Hugs Bella. I read through your post last night, but I could not respons immediately. The issues were too close and personal and I needed time to process as well as having family commitments.
22-10-2019 05:00 PM
22-10-2019 05:12 PM
Thanks @Appleblossom I appreciate all you have said. You take care too. Hope having your son back home works well for both of you. Would love to respond more but just haven't the energy this afternoon. Still trying to let go of all the issues yesterday brought up for me. Did have a good talk with my support worker today, but haven't been able to talk with someone from the group and the larger body that runs it to properly debrief yet.

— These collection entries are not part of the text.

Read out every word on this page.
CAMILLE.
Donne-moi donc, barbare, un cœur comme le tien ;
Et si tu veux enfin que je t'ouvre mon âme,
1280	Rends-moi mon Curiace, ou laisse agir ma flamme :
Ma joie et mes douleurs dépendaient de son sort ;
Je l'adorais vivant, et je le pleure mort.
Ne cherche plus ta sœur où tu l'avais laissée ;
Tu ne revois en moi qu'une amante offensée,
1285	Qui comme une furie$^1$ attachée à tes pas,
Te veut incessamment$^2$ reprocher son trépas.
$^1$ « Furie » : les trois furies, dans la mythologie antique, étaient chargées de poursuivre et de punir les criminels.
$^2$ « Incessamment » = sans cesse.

Hi to you too @Shaz51 hope you haven't been working too hard and have had some time for yourself somewhere along the way today.
I've just been exhausted all afternoon - think it must be a post-adrenal rush hangover. I often have delayed reactions to intense situations. Have been making a list carrying jobs I was going to do today over til tomorrow. Also see my psychologist tomorrow so no doubt will be talking about this matter and my need for boundaries.
22-10-2019 05:16 PM
He is planning to move out Monday @eth Hope it goes well and is a good overall outcome from a very difficult few months. Has found a suitable little unit.
22-10-2019 05:18 PM
I hope it works out well @Appleblossom That's a big life change for you both. Lots to adjust to. Sounds really good that he is venturing into independence.